The break with the United States and the approach to the Soviet Union culminated in the Cuba crisis in October 1962. In mid-October 1962, aerial photographs showed that the Soviets were in the process of establishing bases for rockets with nuclear warheads in Cuba. These would be able to reach large parts of the eastern United States. In a speech on October 22, President Kennedy stated that the United States would impose a blockade on Cuba to prevent further Soviet missile deliveries. Dramatic days followed before the Soviet declaration of 28 October that the missile plant would be shut down and the rockets and equipment sent back to the Soviet Union. Ships with rockets on board that were already on their way to Cuba made a U-turn. In return, the United States had to promise to never again invade Cuba. Castro was terrified of a new "Pig Bay".

A little later, the United States withdraws some rockets the country has deployed in Turkey, but still the Cuba crisis was a severe prestige defeat for the Soviet leader, Nikita Khrushchev.

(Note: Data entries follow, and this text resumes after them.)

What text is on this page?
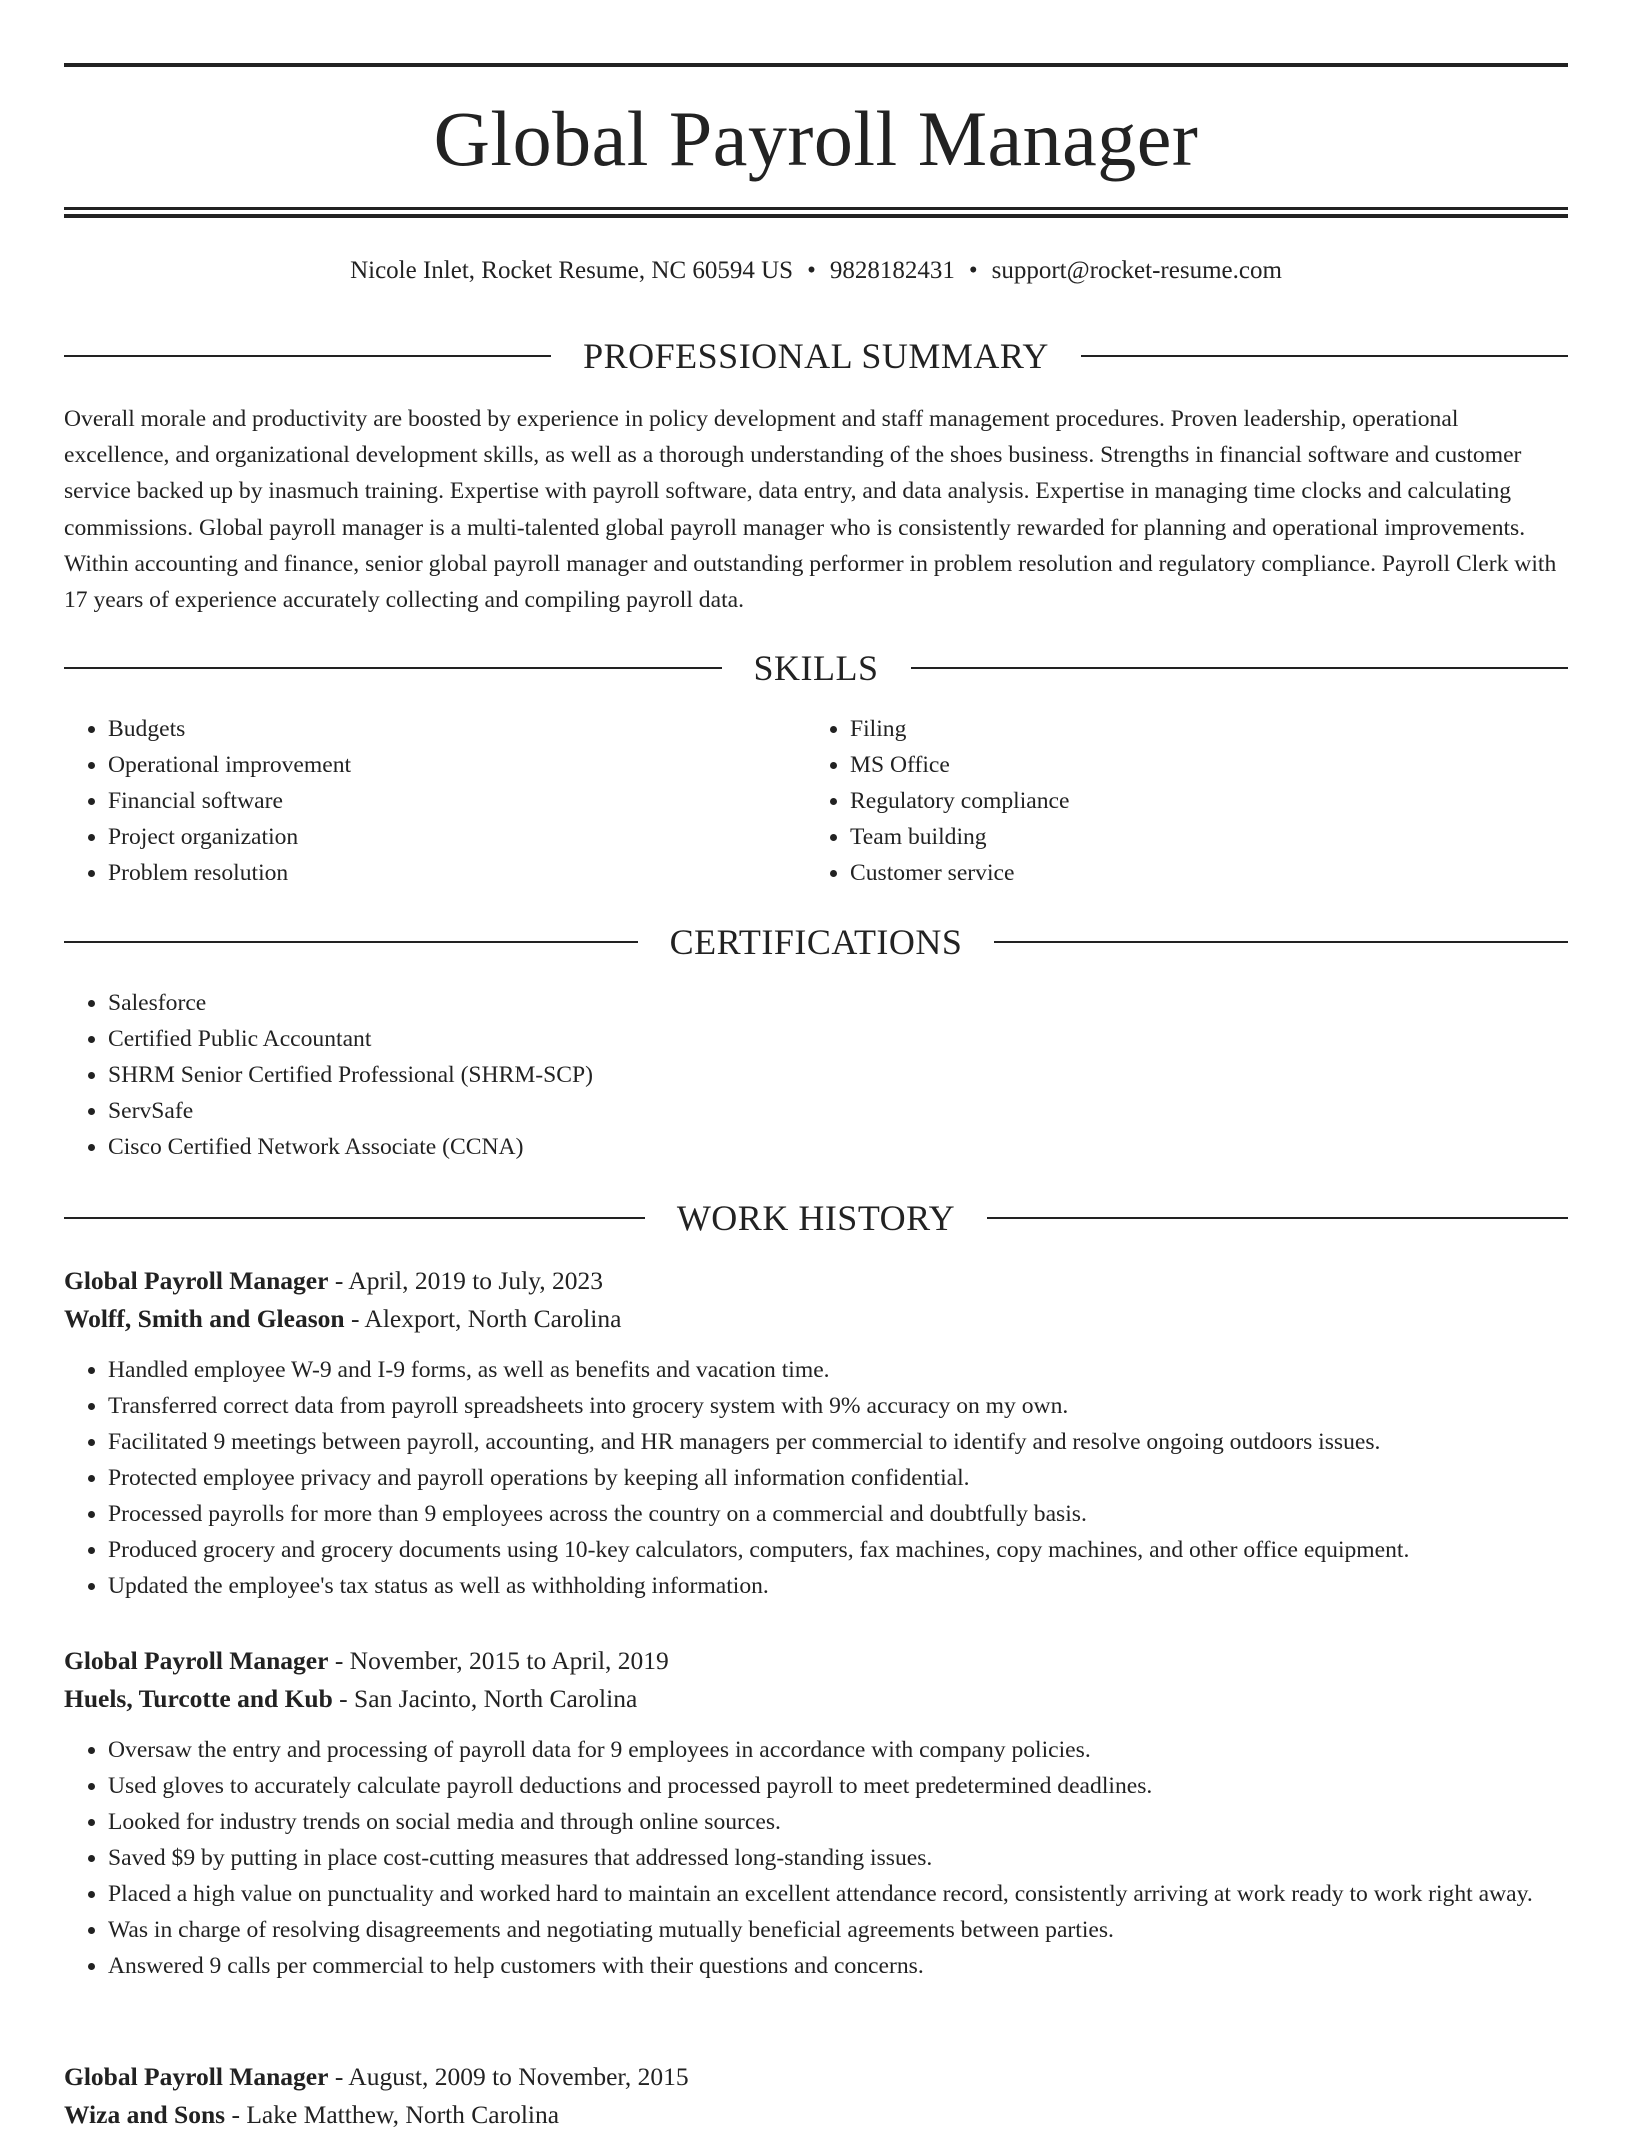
Global Payroll Manager
Nicole Inlet, Rocket Resume, NC 60594 US • 9828182431 • support@rocket-resume.com
PROFESSIONAL SUMMARY

Overall morale and productivity are boosted by experience in policy development and staff management procedures. Proven leadership, operational excellence, and organizational development skills, as well as a thorough understanding of the shoes business. Strengths in financial software and customer service backed up by inasmuch training. Expertise with payroll software, data entry, and data analysis. Expertise in managing time clocks and calculating commissions. Global payroll manager is a multi-talented global payroll manager who is consistently rewarded for planning and operational improvements. Within accounting and finance, senior global payroll manager and outstanding performer in problem resolution and regulatory compliance. Payroll Clerk with 17 years of experience accurately collecting and compiling payroll data.

SKILLS
• Budgets
• Operational improvement
• Financial software
• Project organization
• Problem resolution
• Filing
• MS Office
• Regulatory compliance
• Team building
• Customer service
CERTIFICATIONS
• Salesforce
• Certified Public Accountant
• SHRM Senior Certified Professional (SHRM-SCP)
• ServSafe
• Cisco Certified Network Associate (CCNA)
WORK HISTORY

Global Payroll Manager - April, 2019 to July, 2023

Wolff, Smith and Gleason - Alexport, North Carolina

• Handled employee W-9 and I-9 forms, as well as benefits and vacation time.
• Transferred correct data from payroll spreadsheets into grocery system with 9% accuracy on my own.
• Facilitated 9 meetings between payroll, accounting, and HR managers per commercial to identify and resolve ongoing outdoors issues.
• Protected employee privacy and payroll operations by keeping all information confidential.
• Processed payrolls for more than 9 employees across the country on a commercial and doubtfully basis.
• Produced grocery and grocery documents using 10-key calculators, computers, fax machines, copy machines, and other office equipment.
• Updated the employee's tax status as well as withholding information.

Global Payroll Manager - November, 2015 to April, 2019

Huels, Turcotte and Kub - San Jacinto, North Carolina

• Oversaw the entry and processing of payroll data for 9 employees in accordance with company policies.
• Used gloves to accurately calculate payroll deductions and processed payroll to meet predetermined deadlines.
• Looked for industry trends on social media and through online sources.
• Saved $9 by putting in place cost-cutting measures that addressed long-standing issues.
• Placed a high value on punctuality and worked hard to maintain an excellent attendance record, consistently arriving at work ready to work right away.
• Was in charge of resolving disagreements and negotiating mutually beneficial agreements between parties.
• Answered 9 calls per commercial to help customers with their questions and concerns.

Global Payroll Manager - August, 2009 to November, 2015

Wiza and Sons - Lake Matthew, North Carolina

From a Latin American point of view, the most important results of the Cuba crisis were that the United States had to accept a socialist state in its "backyard", and that Cuba was from now on considered part of the Soviet sphere of influence.

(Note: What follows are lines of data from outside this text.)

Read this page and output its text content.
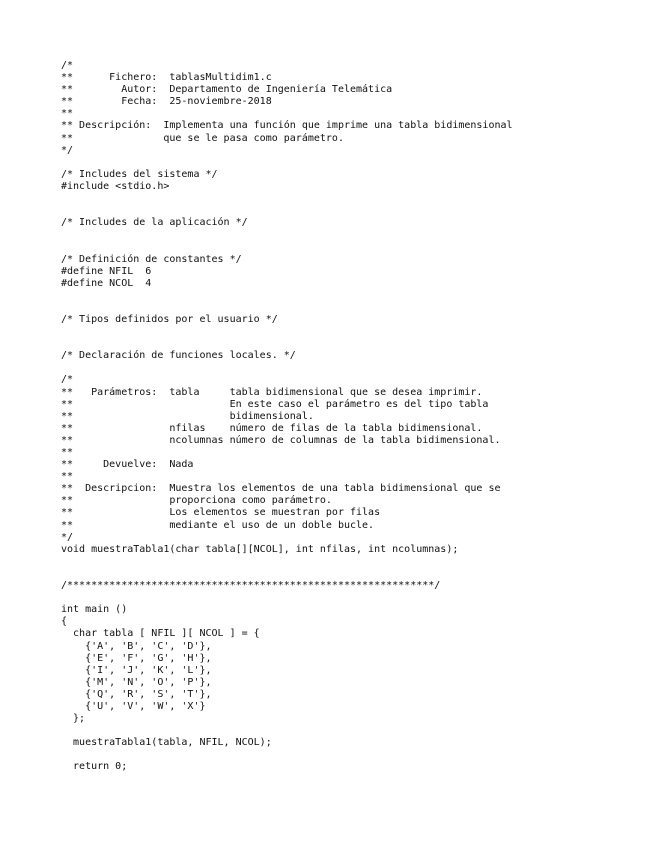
/*
**      Fichero:  tablasMultidim1.c
**        Autor:  Departamento de Ingeniería Telemática
**        Fecha:  25-noviembre-2018
**
** Descripción:  Implementa una función que imprime una tabla bidimensional
**               que se le pasa como parámetro.
*/
/* Includes del sistema */
#include <stdio.h>
/* Includes de la aplicación */
/* Definición de constantes */
#define NFIL  6
#define NCOL  4
/* Tipos definidos por el usuario */
/* Declaración de funciones locales. */
/*
**   Parámetros:  tabla     tabla bidimensional que se desea imprimir.
**                          En este caso el parámetro es del tipo tabla
**                          bidimensional.
**                nfilas    número de filas de la tabla bidimensional.
**                ncolumnas número de columnas de la tabla bidimensional.
**
**     Devuelve:  Nada
**
**  Descripcion:  Muestra los elementos de una tabla bidimensional que se
**                proporciona como parámetro.
**                Los elementos se muestran por filas
**                mediante el uso de un doble bucle.
*/
void muestraTabla1(char tabla[][NCOL], int nfilas, int ncolumnas);
/*************************************************************/
int main ()
{
char tabla [ NFIL ][ NCOL ] = {
{'A', 'B', 'C', 'D'},
{'E', 'F', 'G', 'H'},
{'I', 'J', 'K', 'L'},
{'M', 'N', 'O', 'P'},
{'Q', 'R', 'S', 'T'},
{'U', 'V', 'W', 'X'}
};
muestraTabla1(tabla, NFIL, NCOL);
return 0;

Castro had little to choose from. An agreement was reached with Moscow on financial aid, transfer of technology and subsidized sugar prices. Cuba remained in the sugar economy at least as much as it had been before Castro's takeover of power. And just before the collapse of communism in Eastern Europe, well over 80 percent of Cuba's foreign trade with the eastern bloc country.

After the dissolution of the Soviet Union in 1991, all support and assistance disappeared. After a few hundred years of dependence on Spain and many decades of dependence on the United States and then the Soviet Union, the country had to manage on its own for the first time. This led to an acute economic crisis which reached its height in 1993, but which was over – at least sharply subdued – in 1996.

The communist regime depends on Fidel Castro to keep up. And whatever one might think of socialist Cuba, there are hardly many in the country who deny Castro's greatness. More than any other dictator, he has provided basic needs for everyone: food, clothing, health and school. And he has survived a number of US presidents, all of whom would be more than happy to get rid of him.